Once Egypt signed a gas deal with the Zionist state in 2005, followed by the discovery of the Tamar gas field in 2009, the need to extract and export gas from Gaza’s shores became less urgent. But as we’re seeing today, the plans to eventually exploit the Gaza Marine fields while maintaining a medieval siege on Gaza did not halt.
Nor were these plans restricted to Gaza’s shores.
Lebanon has been embroiled in a dispute with the Israeli occupation over maritime borders since 2010. In October 2022, a historic maritime border deal, brokered by the U.S., was finally signed. The deal effectively places the U.S. as a permanent observer, supervisor, and mediator of all extractions from gas fields, in addition to mandating that data of “all currently known, and any later identified” resources be shared with the U.S.. Further, the deal only allows “reputable, international corporations” approved and supervised by the U.S. to extract gas from the fields and restricts Lebanese control over roughly ⅓ of the disputed area. Lebanon’s concessions are likely due to the country’s increasingly dire economic conditions, readily exploited by the deal’s American brokers.

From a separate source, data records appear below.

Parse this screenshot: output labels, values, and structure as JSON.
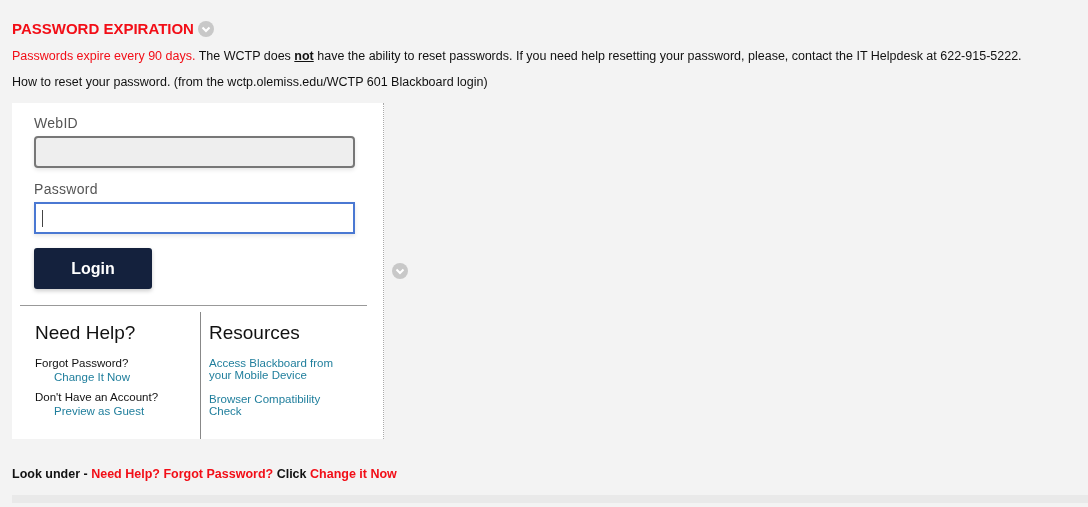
{
  "heading": {
    "title": "PASSWORD EXPIRATION"
  },
  "notice": [
    {
      "text": "Passwords expire every 90 days.",
      "highlight": true
    },
    {
      "text": "The WCTP does **not** have the ability to reset passwords. If you need help resetting your password, please, contact the IT Helpdesk at 622-915-5222.",
      "highlight": false
    }
  ],
  "how_to": "How to reset your password. (from the wctp.olemiss.edu/WCTP 601 Blackboard login)",
  "login": {
    "fields": [
      {
        "label": "WebID",
        "focused": false
      },
      {
        "label": "Password",
        "focused": true
      }
    ],
    "button": "Login",
    "help": {
      "title": "Need Help?",
      "items": [
        {
          "question": "Forgot Password?",
          "link": "Change It Now"
        },
        {
          "question": "Don't Have an Account?",
          "link": "Preview as Guest"
        }
      ]
    },
    "resources": {
      "title": "Resources",
      "links": [
        "Access Blackboard from your Mobile Device",
        "Browser Compatibility Check"
      ]
    }
  },
  "instruction": [
    {
      "text": "Look under -",
      "highlight": false
    },
    {
      "text": "Need Help? Forgot Password?",
      "highlight": true
    },
    {
      "text": "Click",
      "highlight": false
    },
    {
      "text": "Change it Now",
      "highlight": true
    }
  ]
}
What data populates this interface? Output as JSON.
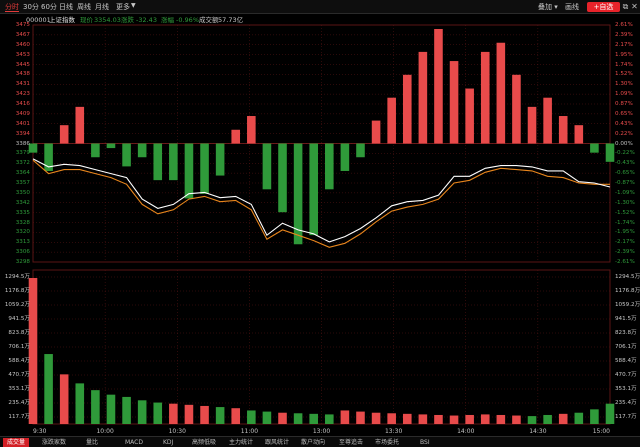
{
  "period_tabs": [
    "分时",
    "30分",
    "60分",
    "日线",
    "周线",
    "月线",
    "更多"
  ],
  "toolbar": {
    "overlay_label": "叠加",
    "drawline_label": "画线",
    "watchlist_label": "+自选"
  },
  "info": {
    "code": "000001",
    "name": "上证指数",
    "price_label": "现价",
    "price": "3354.03",
    "change_label": "涨跌",
    "change": "-32.43",
    "pct_label": "涨幅",
    "pct": "-0.96%",
    "amount_label": "成交额",
    "amount": "57.73亿"
  },
  "price_axis_left": [
    "3475",
    "3467",
    "3460",
    "3453",
    "3445",
    "3438",
    "3431",
    "3423",
    "3416",
    "3409",
    "3401",
    "3394",
    "3386",
    "3379",
    "3372",
    "3364",
    "3357",
    "3350",
    "3342",
    "3335",
    "3328",
    "3320",
    "3313",
    "3306",
    "3298"
  ],
  "price_axis_right": [
    "2.61%",
    "2.39%",
    "2.17%",
    "1.95%",
    "1.74%",
    "1.52%",
    "1.30%",
    "1.09%",
    "0.87%",
    "0.65%",
    "0.43%",
    "0.22%",
    "0.00%",
    "-0.22%",
    "-0.43%",
    "-0.65%",
    "-0.87%",
    "-1.09%",
    "-1.30%",
    "-1.52%",
    "-1.74%",
    "-1.95%",
    "-2.17%",
    "-2.39%",
    "-2.61%"
  ],
  "volume_axis": [
    "1294.5万",
    "1176.8万",
    "1059.2万",
    "941.5万",
    "823.8万",
    "706.1万",
    "588.4万",
    "470.7万",
    "353.1万",
    "235.4万",
    "117.7万"
  ],
  "time_axis": [
    "9:30",
    "10:00",
    "10:30",
    "11:00",
    "13:00",
    "13:30",
    "14:00",
    "14:30",
    "15:00"
  ],
  "bottom_tabs": [
    "成交量",
    "涨跌家数",
    "量比",
    "MACD",
    "KDJ",
    "高频低吸",
    "主力统计",
    "跟风统计",
    "散户动向",
    "至尊追击",
    "市场委托",
    "BSI"
  ],
  "colors": {
    "up": "#e84b4b",
    "down": "#2f9a3a",
    "price_line": "#ffffff",
    "avg_line": "#e8861c",
    "grid": "#5a1515",
    "accent": "#e8232a"
  },
  "chart_data": {
    "type": "line",
    "title": "",
    "prev_close": 3386,
    "x": [
      "9:30",
      "10:00",
      "10:30",
      "11:00",
      "13:00",
      "13:30",
      "14:00",
      "14:30",
      "15:00"
    ],
    "ylim": [
      3298,
      3475
    ],
    "series": [
      {
        "values": [
          3375,
          3369,
          3371,
          3370,
          3367,
          3364,
          3361,
          3345,
          3338,
          3341,
          3349,
          3350,
          3346,
          3347,
          3341,
          3318,
          3327,
          3322,
          3319,
          3313,
          3317,
          3323,
          3331,
          3340,
          3343,
          3344,
          3348,
          3362,
          3362,
          3368,
          3370,
          3370,
          3369,
          3366,
          3366,
          3358,
          3357,
          3354
        ]
      },
      {
        "values": [
          3374,
          3364,
          3367,
          3367,
          3364,
          3361,
          3356,
          3341,
          3334,
          3337,
          3345,
          3347,
          3343,
          3344,
          3337,
          3315,
          3322,
          3318,
          3314,
          3309,
          3312,
          3319,
          3328,
          3336,
          3339,
          3341,
          3345,
          3357,
          3359,
          3365,
          3368,
          3367,
          3366,
          3362,
          3361,
          3357,
          3356,
          3356
        ]
      }
    ],
    "breadth": [
      -2,
      -6,
      4,
      8,
      -3,
      -1,
      -5,
      -3,
      -8,
      -8,
      -12,
      -11,
      -7,
      3,
      6,
      -10,
      -15,
      -22,
      -20,
      -10,
      -6,
      -3,
      5,
      10,
      15,
      20,
      25,
      18,
      12,
      20,
      22,
      15,
      8,
      10,
      6,
      4,
      -2,
      -4
    ],
    "volume": [
      1294,
      620,
      440,
      360,
      300,
      260,
      240,
      210,
      190,
      180,
      170,
      160,
      150,
      140,
      120,
      110,
      100,
      95,
      90,
      85,
      120,
      110,
      100,
      95,
      90,
      85,
      80,
      75,
      80,
      85,
      80,
      75,
      70,
      80,
      90,
      100,
      130,
      180
    ]
  }
}
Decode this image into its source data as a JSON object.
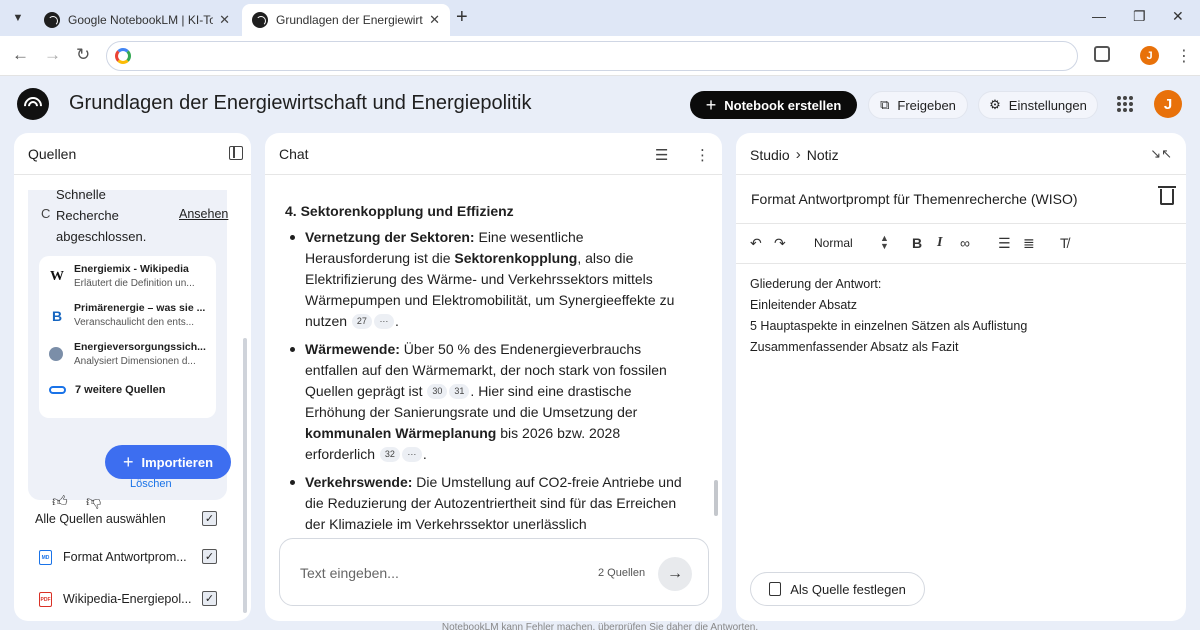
{
  "browser": {
    "tabs": [
      {
        "title": "Google NotebookLM | KI-Tool für Notizen"
      },
      {
        "title": "Grundlagen der Energiewirtschaft und Energiepolitik"
      }
    ],
    "tab_menu_icon": "chevron-down-icon",
    "new_tab": "+",
    "window_controls": [
      "—",
      "❐",
      "✕"
    ],
    "nav": {
      "back": "←",
      "forward": "→",
      "reload": "↻"
    },
    "address_value": "",
    "profile_initial": "J",
    "menu": "⋮"
  },
  "app": {
    "title": "Grundlagen der Energiewirtschaft und Energiepolitik",
    "create_notebook": "Notebook erstellen",
    "share": "Freigeben",
    "settings": "Einstellungen",
    "avatar_initial": "J",
    "accent_color": "#3d6ef0",
    "avatar_color": "#e8710a"
  },
  "sources": {
    "title": "Quellen",
    "research": {
      "text": "Schnelle Recherche abgeschlossen.",
      "link": "Ansehen"
    },
    "items": [
      {
        "icon": "wikipedia-icon",
        "glyph": "W",
        "title": "Energiemix - Wikipedia",
        "desc": "Erläutert die Definition un..."
      },
      {
        "icon": "b-logo-icon",
        "glyph": "B",
        "title": "Primärenergie – was sie ...",
        "desc": "Veranschaulicht den ents..."
      },
      {
        "icon": "globe-icon",
        "glyph": "",
        "title": "Energieversorgungssich...",
        "desc": "Analysiert Dimensionen d..."
      }
    ],
    "more_sources": "7 weitere Quellen",
    "delete": "Löschen",
    "import": "Importieren",
    "select_all": "Alle Quellen auswählen",
    "files": [
      {
        "type": "md",
        "label": "Format Antwortprom...",
        "checked": true
      },
      {
        "type": "pdf",
        "label": "Wikipedia-Energiepol...",
        "checked": true
      }
    ],
    "check_glyph": "✓"
  },
  "chat": {
    "title": "Chat",
    "section_heading": "4. Sektorenkopplung und Effizienz",
    "bullets": [
      {
        "bold": "Vernetzung der Sektoren:",
        "t1": " Eine wesentliche Herausforderung ist die ",
        "bold2": "Sektorenkopplung",
        "t2": ", also die Elektrifizierung des Wärme- und Verkehrssektors mittels Wärmepumpen und Elektromobilität, um Synergieeffekte zu nutzen",
        "cites": [
          "27",
          "···"
        ],
        "end": "."
      },
      {
        "bold": "Wärmewende:",
        "t1": " Über 50 % des Endenergieverbrauchs entfallen auf den Wärmemarkt, der noch stark von fossilen Quellen geprägt ist",
        "cites": [
          "30",
          "31"
        ],
        "t2": ". Hier sind eine drastische Erhöhung der Sanierungsrate und die Umsetzung der ",
        "bold2": "kommunalen Wärmeplanung",
        "t3": " bis 2026 bzw. 2028 erforderlich",
        "cites2": [
          "32",
          "···"
        ],
        "end": "."
      },
      {
        "bold": "Verkehrswende:",
        "t1": " Die Umstellung auf CO2-freie Antriebe und die Reduzierung der Autozentriertheit sind für das Erreichen der Klimaziele im Verkehrssektor unerlässlich"
      }
    ],
    "input_placeholder": "Text eingeben...",
    "source_count": "2 Quellen",
    "send": "→",
    "footer": "NotebookLM kann Fehler machen, überprüfen Sie daher die Antworten."
  },
  "studio": {
    "crumb_studio": "Studio",
    "crumb_sep": "›",
    "crumb_note": "Notiz",
    "note_title": "Format Antwortprompt für Themenrecherche (WISO)",
    "format": {
      "undo": "↶",
      "redo": "↷",
      "style": "Normal",
      "bold": "B",
      "italic": "I",
      "link": "∞",
      "ol": "☰",
      "ul": "≣",
      "clear": "T̸"
    },
    "note_lines": [
      "Gliederung der Antwort:",
      "Einleitender Absatz",
      "5 Hauptaspekte in einzelnen Sätzen als Auflistung",
      "Zusammenfassender Absatz als Fazit"
    ],
    "as_source": "Als Quelle festlegen"
  }
}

Similarly, in 2016, Jordan’s National Electric Power company signed a controversial 15-year normalization deal with the Zionist state and energy corporations Delek Drilling, Ratio, and Noble Energy. In December 2019, the Zionist state began exporting stolen gas to Jordan from the Leviathan field. In 2022, Jordan’s King Abdullah II met with Isaac Herzog at Egypt’s COP27 summit to sign a memorandum of understanding for a deal exchanging stolen water from the Mediterranean Sea for Jordanian solar-power-generated energy.
Challenging imperialism
The case of the Zionist regime’s interest in gas fields surrounding the borders of Palestine is a textbook example of imperialism as defined by Lenin or Walter Rodney’s How Europe Underdeveloped Africa: namely, the concentration of production and monopolies (namely by U.S. and British-affiliated energy corporations) and the export of capital.

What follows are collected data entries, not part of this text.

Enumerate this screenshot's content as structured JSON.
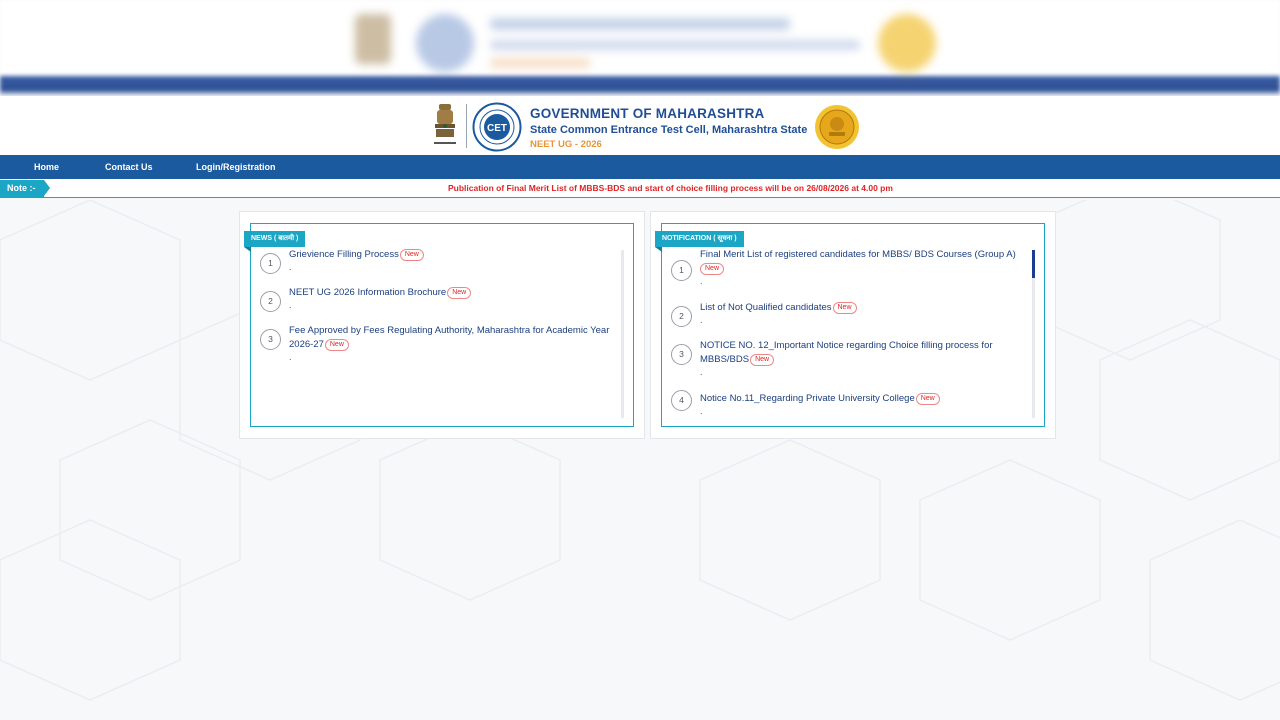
{
  "header": {
    "title": "GOVERNMENT OF MAHARASHTRA",
    "subtitle": "State Common Entrance Test Cell, Maharashtra State",
    "exam": "NEET UG - 2026"
  },
  "nav": {
    "items": [
      {
        "label": "Home"
      },
      {
        "label": "Contact Us"
      },
      {
        "label": "Login/Registration"
      }
    ]
  },
  "note": {
    "label": "Note :-",
    "text": "Publication of Final Merit List of MBBS-BDS and start of choice filling process will be on 26/08/2026 at 4.00 pm"
  },
  "news": {
    "tag": "NEWS ( बातमी )",
    "items": [
      {
        "num": "1",
        "title": "Grievience Filling Process",
        "badge": "New",
        "sub": "."
      },
      {
        "num": "2",
        "title": "NEET UG 2026 Information Brochure",
        "badge": "New",
        "sub": "."
      },
      {
        "num": "3",
        "title": "Fee Approved by Fees Regulating Authority, Maharashtra for Academic Year 2026-27",
        "badge": "New",
        "sub": "."
      }
    ]
  },
  "notification": {
    "tag": "NOTIFICATION ( सूचना )",
    "items": [
      {
        "num": "1",
        "title": "Final Merit List of registered candidates for MBBS/ BDS Courses (Group A)",
        "badge": "New",
        "sub": "."
      },
      {
        "num": "2",
        "title": "List of Not Qualified candidates",
        "badge": "New",
        "sub": "."
      },
      {
        "num": "3",
        "title": "NOTICE NO. 12_Important Notice regarding Choice filling process for MBBS/BDS",
        "badge": "New",
        "sub": "."
      },
      {
        "num": "4",
        "title": "Notice No.11_Regarding Private University College",
        "badge": "New",
        "sub": "."
      }
    ]
  },
  "colors": {
    "nav_bg": "#1c5aa0",
    "accent_teal": "#1aa6c4",
    "title_blue": "#1f4e96",
    "exam_orange": "#e8953a",
    "alert_red": "#e02424"
  }
}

Though attempting to hide this resource theft from Palestinians behind the smokescreen of “solving” a global energy crisis sparked by NATO’s proxy war in Ukraine and the Nord Stream pipeline explosion, the UK, U.S., EU, and the Zionist state have long been interested in solidifying stolen gas exports from the Leviathan gas field in the European energy market, beyond the confines of deals with Jordan, Egypt, and now Lebanon. This is why Yemeni strategic attacks on shipping routes to and from the Zionist state are a true threat to the viability of this genocidal regime: if the energy cost of this attack on Gaza is too high, megacorporations that supply the IOF with energy and weapons are more likely to halt shipments altogether, threatening the global trade economy.
Accompanying every announcement of further theft from Palestinian and Arab gas fields is an emphasis on the Zionist state’s attempt to maintain “safety” and “security” around its colonial borders. The theft of natural resources and the potential profit for the Zionist regime and its sponsors, including giant energy corporations like Chevron and Total, is indeed the driving force behind its insistence on encroaching Gaza’s shore. But, crucially, it all rests on the larger backdrop of the Zionist settler-colonial project and its function as an imperialist proxy: ethnic cleansing, land theft, dispossession, and the structural economic subjugation of Palestinians. True liberation therefore means the end of the Zionist project in all its forms, from colonial borders, military checkpoints, and blockades, to its parasitic reach beneath our waters.
Tara Alami is a Palestinian writer from occupied Jerusalem and occupied Yafa currently based in Tiohtià:ke (Montreal).